Wednesday, February 20, 2008

Foolishness to the Greeks

It is a rare thing for me to reread a book. I often return to a good book and reread passages from it, but I cannot remember when I last finished a book and picked it up to start reading it again from the beginning.

However, when I finished reading Foolishness to the Greeks, I returned to the beginning and started rereading. On my first encounter with Newbigin, I had to reread just to understand what he was saying because his paradigm was so different from mine. (I daresay my outlook was so syncretistic that I couldn't understand another Christian who didn't share my syncretisms.) Now that I've undergone a sort of Newbiginian revolution, I am reading voraciously to understand.
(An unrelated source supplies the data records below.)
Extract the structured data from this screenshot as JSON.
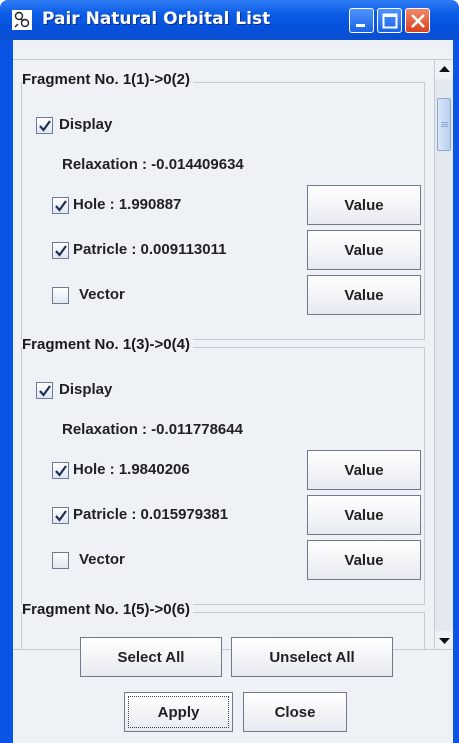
{
  "window": {
    "title": "Pair Natural Orbital List",
    "icon": "molecule-icon",
    "controls": {
      "minimize": "minimize-icon",
      "maximize": "maximize-icon",
      "close": "close-icon"
    },
    "colors": {
      "titlebar": "#0651dc",
      "background": "#eef2f7",
      "close": "#d8401c"
    }
  },
  "fragments": [
    {
      "title": "Fragment No. 1(1)->0(2)",
      "display_label": "Display",
      "display_checked": true,
      "relaxation": "Relaxation : -0.014409634",
      "hole_label": "Hole : 1.990887",
      "hole_checked": true,
      "particle_label": "Patricle : 0.009113011",
      "particle_checked": true,
      "vector_label": "Vector",
      "vector_checked": false,
      "value_label": "Value"
    },
    {
      "title": "Fragment No. 1(3)->0(4)",
      "display_label": "Display",
      "display_checked": true,
      "relaxation": "Relaxation : -0.011778644",
      "hole_label": "Hole : 1.9840206",
      "hole_checked": true,
      "particle_label": "Patricle : 0.015979381",
      "particle_checked": true,
      "vector_label": "Vector",
      "vector_checked": false,
      "value_label": "Value"
    },
    {
      "title": "Fragment No. 1(5)->0(6)"
    }
  ],
  "buttons": {
    "select_all": "Select All",
    "unselect_all": "Unselect All",
    "apply": "Apply",
    "close": "Close"
  }
}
In Foolishness to the Greeks, he explores this question in depth:

"What would it mean if, instead of trying to explain the gospel in terms of our modern scientific culture, we tried to explain our culture in terms of the gospel?" (p41)
In doing precisely that, he has completely upended my world view. My understanding of education, commerce, and the church have undergone a seismic shift.
"The former statement (i.e., that the tomb was empty) can be accepted as a fact only if the whole plausibility structure of contemporary Western culture is called into question." (p62)
In other words, "it is idle to suppose that any kind of peaceful coexistence is possible between these two ways of understanding history" (61). The truth of the good news of Jesus says that the modern Western vision (its plausibility structure) is not only inadequate; it is false because it claims to see truth. It is not merely an invitation to adopt a belief system. It is a call to conversion "in which the most real of all realities is the living God whose character is 'rendered' for us in the pages of Scripture" (64).

If you haven't recommend Newbigin, I highly recommend starting with Foolishness to the Greeks.